Since September 11th, 2001, I haven't had a job where I needed to go to an office on a regular basis. (I didn't lose my job on that day, I just discovered that no one cared whether or not I went to the office. Then Yahoo! laid me off.) A consequence of this is that I've generally lacked a deep-seated feeling of what day of the week it is. To me it only matters because certain stores are closed on Sunday. Lowes did nothing to help me recognize the days of the week; they're open every day.
But today I wanted to go to P&D Surplus, mostly to get lag bolts for my upstairs banister project. The top of the stairs outside the master bedroom is nothing but a rectangular hole in the floor and presents a hazard in cases where I'm drunk and the lights are out, both of which have been known to happen on occasion. P&D is one of those places which closes on Sunday, possibly out of respect for our Lord & Savior.
When I was in P&D today there were a couple of Russian women there.
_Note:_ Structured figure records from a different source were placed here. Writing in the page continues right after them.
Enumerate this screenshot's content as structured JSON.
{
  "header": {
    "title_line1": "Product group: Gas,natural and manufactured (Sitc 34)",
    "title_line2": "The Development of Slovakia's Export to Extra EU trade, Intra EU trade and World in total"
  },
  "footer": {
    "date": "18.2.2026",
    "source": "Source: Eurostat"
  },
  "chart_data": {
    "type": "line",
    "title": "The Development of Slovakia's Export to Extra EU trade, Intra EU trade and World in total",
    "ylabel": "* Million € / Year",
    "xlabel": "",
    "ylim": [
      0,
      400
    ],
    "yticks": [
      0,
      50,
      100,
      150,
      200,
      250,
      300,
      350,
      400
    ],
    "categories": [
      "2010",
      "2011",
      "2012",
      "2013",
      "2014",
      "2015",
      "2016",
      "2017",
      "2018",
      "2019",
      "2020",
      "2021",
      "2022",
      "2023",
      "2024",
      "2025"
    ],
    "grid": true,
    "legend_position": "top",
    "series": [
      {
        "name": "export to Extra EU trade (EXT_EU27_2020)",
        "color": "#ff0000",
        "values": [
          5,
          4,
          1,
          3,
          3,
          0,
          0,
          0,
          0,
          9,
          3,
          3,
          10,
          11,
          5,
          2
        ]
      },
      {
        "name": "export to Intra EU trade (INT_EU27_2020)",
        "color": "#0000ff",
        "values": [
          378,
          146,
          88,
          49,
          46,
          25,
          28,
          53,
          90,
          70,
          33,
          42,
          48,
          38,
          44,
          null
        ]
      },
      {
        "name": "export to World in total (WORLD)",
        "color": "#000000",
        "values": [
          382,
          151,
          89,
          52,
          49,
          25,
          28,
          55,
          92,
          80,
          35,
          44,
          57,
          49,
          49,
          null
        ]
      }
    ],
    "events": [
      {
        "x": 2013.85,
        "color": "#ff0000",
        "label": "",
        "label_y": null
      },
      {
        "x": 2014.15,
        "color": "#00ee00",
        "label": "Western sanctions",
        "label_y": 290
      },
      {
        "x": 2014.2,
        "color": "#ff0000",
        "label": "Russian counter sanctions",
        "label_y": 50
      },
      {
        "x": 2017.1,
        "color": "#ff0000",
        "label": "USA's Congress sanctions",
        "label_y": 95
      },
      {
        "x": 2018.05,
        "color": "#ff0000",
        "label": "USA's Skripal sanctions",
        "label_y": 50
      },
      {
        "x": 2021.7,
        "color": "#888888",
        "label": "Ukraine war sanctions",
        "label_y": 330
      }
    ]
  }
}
One was old and wore a genuine babushka. They were going on and on about the various pieces of scrap metal in their mother tongue. In the end they bought a variety of things, including a three-foot-wide aluminum platter from an old timey main frame hard drive. There are probably a lot of those in Kingston, which hosted a big IBM plant until the early 1990s.

Gretchen had arranged for our neighbors, the elderly parents of the folks who sold us our house, to come over today for cookies and "a snort of something." We started out by giving a tour of our house to show them all the changes and advances we'd made. Everything went okay until we took them up the attic stairs, which (as I implied earlier) lacks a banister. This gave us a rather dismal preview of ourselves in this house at an advanced aged, forced down into quadrupedia in search of the stability necessary to climb. Even after stooping to this indignity, our neighbors still needed a hand once they'd reached the top. In youth it's easy to forget the fragility of bipedal locomotion. To me, banisters and hand rails are unnecessary decorations that clutter simple forms. But to the elderly they are as important as the floor beneath their feet.
Later we sat around in the living room drinking wine and eating cookies while our neighbors gave us a gossipy history of the greater Hurley area. They knew everybody and everything, and those they didn't know knew them. They were obviously more interested in telling us about our new environment than they were in finding out more about what sort of people we are.